Give a reason: 'If the net flux associated with a closed surface is zero,then the net charge enclosed by that surface is zero.'

(N/A) According to Gauss's Law,the total electric flux $\phi$ through a closed surface is given by $\phi = \frac{q_{enclosed}}{\epsilon_0}$,where $q_{enclosed}$ is the net charge enclosed by the surface.
If the net flux $\phi = 0$,then $\frac{q_{enclosed}}{\epsilon_0} = 0$,which implies $q_{enclosed} = 0$.
This means that the total charge enclosed by the surface must be zero. The flux through a closed surface is zero if the net charge inside is zero,even if there is an external electric field present,as illustrated by the case of a cylinder in a uniform electric field $\vec{E}$.

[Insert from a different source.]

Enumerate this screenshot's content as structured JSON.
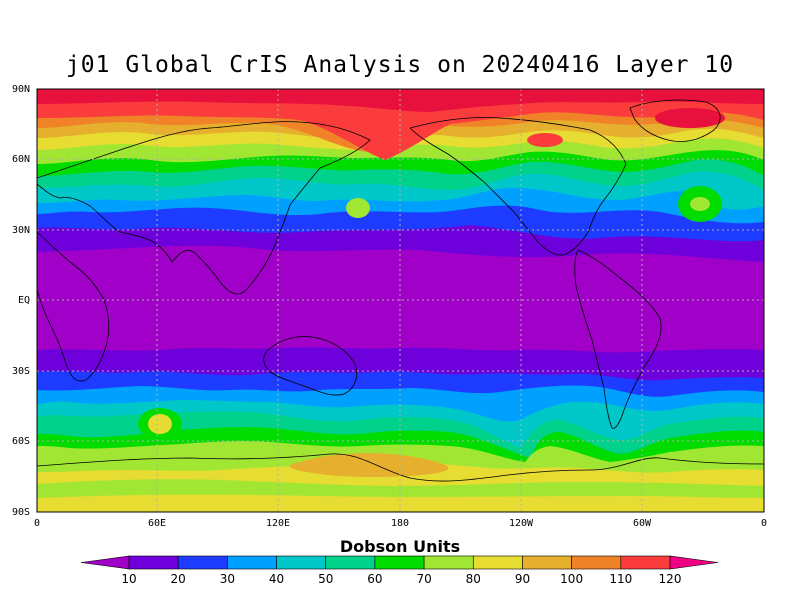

For a cylinder placed in a uniform electric field $\vec{E}$ parallel to its axis:
$1$. The flux through the curved surface $3$ is $\phi_3 = 0$ because the area vector is perpendicular to $\vec{E}$ at every point.
$2$. The flux through the flat surface $1$ is $\phi_1 = -ES$ (where $S$ is the cross-sectional area,and the normal is opposite to $\vec{E}$).
$3$. The flux through the flat surface $2$ is $\phi_2 = +ES$ (where the normal is along $\vec{E}$).
The total flux $\phi_{total} = \phi_1 + \phi_2 + \phi_3 = -ES + ES + 0 = 0$. Since the total flux is zero,the net charge enclosed is zero.